3. Use three different levels of pressure to feel all the breast tissue. Light pressure is needed to feel the tissue closest to the skin; medium pressure to feel a little deeper; and firm pressure to feel the tissue closest to the chest and ribs.
4. Move around the breast in an up-and-down pattern starting at an imaginary line drawn straight down your side from the underarm and moving across the breast to the middle of the breastbone (sternum). Check the entire breast area going down until you feel only ribs and up to the neck or collarbone (clavicle).
5. Repeat the exam on your left breast, using the finger pads of the right hand.

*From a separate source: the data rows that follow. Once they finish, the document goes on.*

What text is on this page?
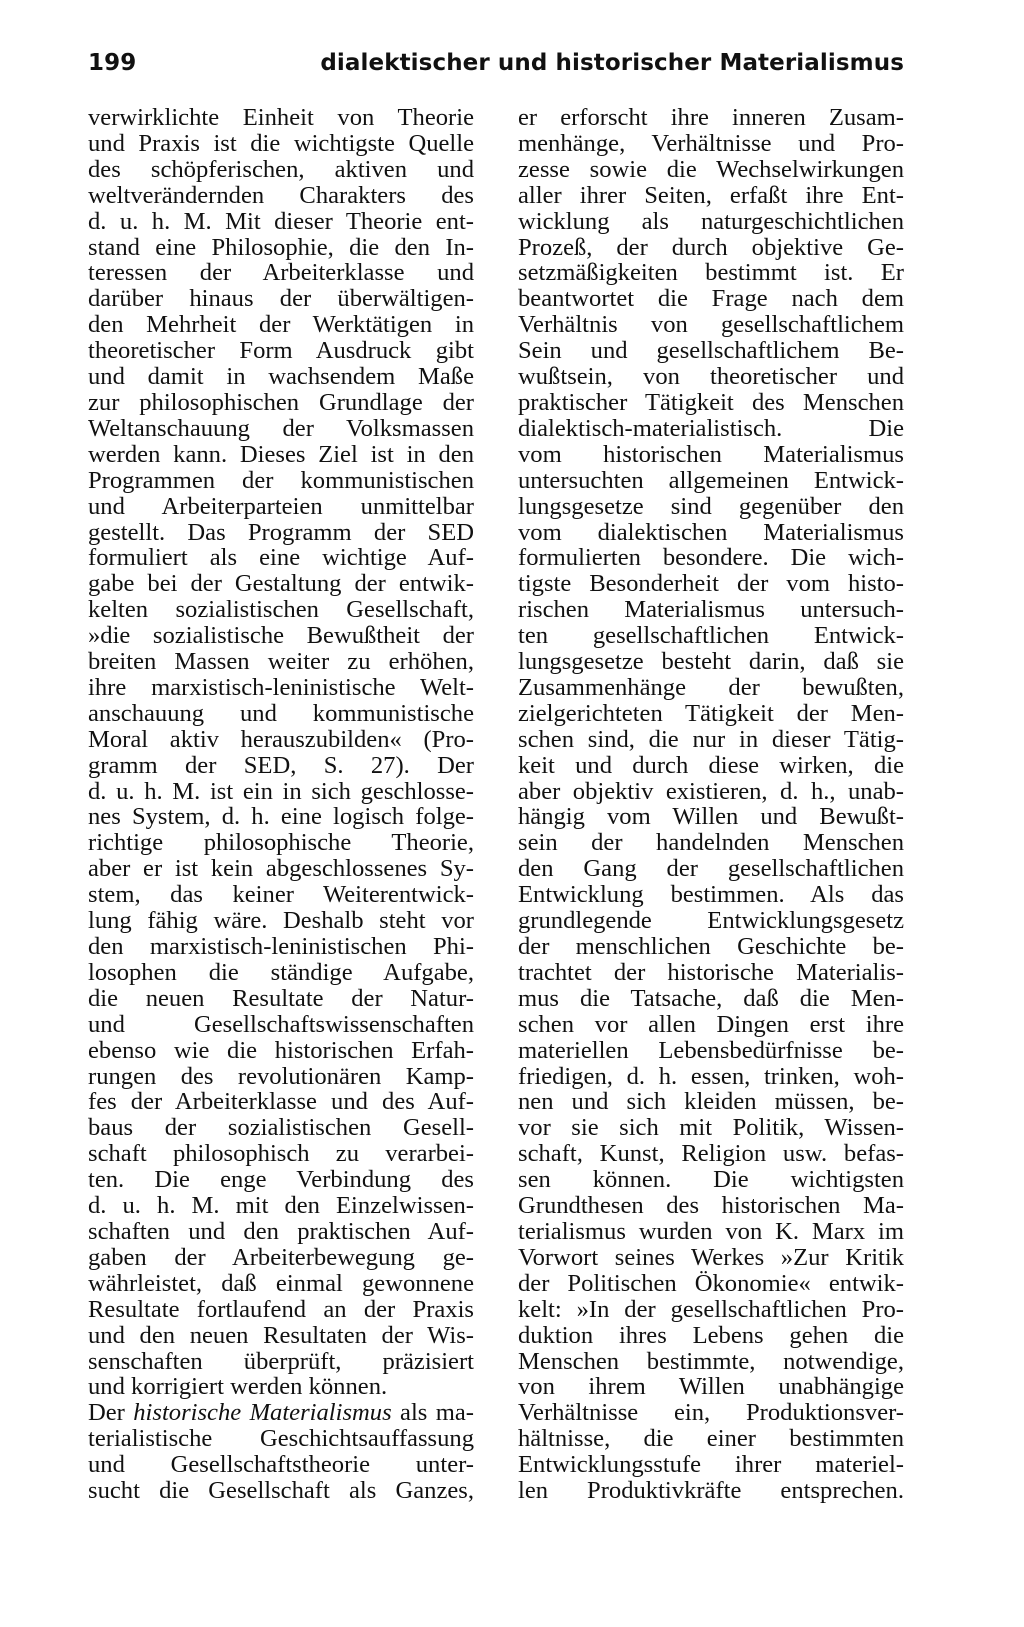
199	dialektischer und historischer Materialismus
verwirklichte Einheit von Theorie
und Praxis ist die wichtigste Quelle
des schöpferischen, aktiven und
weltverändernden Charakters des
d. u. h. M. Mit dieser Theorie ent-
stand eine Philosophie, die den In-
teressen der Arbeiterklasse und
darüber hinaus der überwältigen-
den Mehrheit der Werktätigen in
theoretischer Form Ausdruck gibt
und damit in wachsendem Maße
zur philosophischen Grundlage der
Weltanschauung der Volksmassen
werden kann. Dieses Ziel ist in den
Programmen der kommunistischen
und Arbeiterparteien unmittelbar
gestellt. Das Programm der SED
formuliert als eine wichtige Auf-
gabe bei der Gestaltung der entwik-
kelten sozialistischen Gesellschaft,
»die sozialistische Bewußtheit der
breiten Massen weiter zu erhöhen,
ihre marxistisch-leninistische Welt-
anschauung und kommunistische
Moral aktiv herauszubilden« (Pro-
gramm der SED, S. 27). Der
d. u. h. M. ist ein in sich geschlosse-
nes System, d. h. eine logisch folge-
richtige philosophische Theorie,
aber er ist kein abgeschlossenes Sy-
stem, das keiner Weiterentwick-
lung fähig wäre. Deshalb steht vor
den marxistisch-leninistischen Phi-
losophen die ständige Aufgabe,
die neuen Resultate der Natur-
und Gesellschaftswissenschaften
ebenso wie die historischen Erfah-
rungen des revolutionären Kamp-
fes der Arbeiterklasse und des Auf-
baus der sozialistischen Gesell-
schaft philosophisch zu verarbei-
ten. Die enge Verbindung des
d. u. h. M. mit den Einzelwissen-
schaften und den praktischen Auf-
gaben der Arbeiterbewegung ge-
währleistet, daß einmal gewonnene
Resultate fortlaufend an der Praxis
und den neuen Resultaten der Wis-
senschaften überprüft, präzisiert
und korrigiert werden können.
Der historische Materialismus als ma-
terialistische Geschichtsauffassung
und Gesellschaftstheorie unter-
sucht die Gesellschaft als Ganzes,
er erforscht ihre inneren Zusam-
menhänge, Verhältnisse und Pro-
zesse sowie die Wechselwirkungen
aller ihrer Seiten, erfaßt ihre Ent-
wicklung als naturgeschichtlichen
Prozeß, der durch objektive Ge-
setzmäßigkeiten bestimmt ist. Er
beantwortet die Frage nach dem
Verhältnis von gesellschaftlichem
Sein und gesellschaftlichem Be-
wußtsein, von theoretischer und
praktischer Tätigkeit des Menschen
dialektisch-materialistisch. Die
vom historischen Materialismus
untersuchten allgemeinen Entwick-
lungsgesetze sind gegenüber den
vom dialektischen Materialismus
formulierten besondere. Die wich-
tigste Besonderheit der vom histo-
rischen Materialismus untersuch-
ten gesellschaftlichen Entwick-
lungsgesetze besteht darin, daß sie
Zusammenhänge der bewußten,
zielgerichteten Tätigkeit der Men-
schen sind, die nur in dieser Tätig-
keit und durch diese wirken, die
aber objektiv existieren, d. h., unab-
hängig vom Willen und Bewußt-
sein der handelnden Menschen
den Gang der gesellschaftlichen
Entwicklung bestimmen. Als das
grundlegende Entwicklungsgesetz
der menschlichen Geschichte be-
trachtet der historische Materialis-
mus die Tatsache, daß die Men-
schen vor allen Dingen erst ihre
materiellen Lebensbedürfnisse be-
friedigen, d. h. essen, trinken, woh-
nen und sich kleiden müssen, be-
vor sie sich mit Politik, Wissen-
schaft, Kunst, Religion usw. befas-
sen können. Die wichtigsten
Grundthesen des historischen Ma-
terialismus wurden von K. Marx im
Vorwort seines Werkes »Zur Kritik
der Politischen Ökonomie« entwik-
kelt: »In der gesellschaftlichen Pro-
duktion ihres Lebens gehen die
Menschen bestimmte, notwendige,
von ihrem Willen unabhängige
Verhältnisse ein, Produktionsver-
hältnisse, die einer bestimmten
Entwicklungsstufe ihrer materiel-
len Produktivkräfte entsprechen.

6. While standing in front of a mirror with your hands pressing firmly down on your hips, look at your breasts for any changes of size, shape, contour, or dimpling. (Pressing down on the hips contracts the chest wall muscles and enhances any breast changes.)
7. Examine each underarm while sitting up or standing and with your arm only slightly raised so you can easily feel in this area. Raising your arm straight up tightens the tissue in this area and makes it very difficult to examine.
If you find any changes, see your doctor right away.
16. Know your body mass index, or BMI. This measure has become particularly popular to gauge the health of your weight, because it relates weight to height. A normal BMI is 18.5 to 24.9. A BMI of 25 to 30 puts you in the overweight category, increasing your risk for numerous diseases and health conditions. A BMI above 30 means you are obese, a formal medical condition recognized by the federal government and most insurers. To figure your BMI, go to cdc.gov.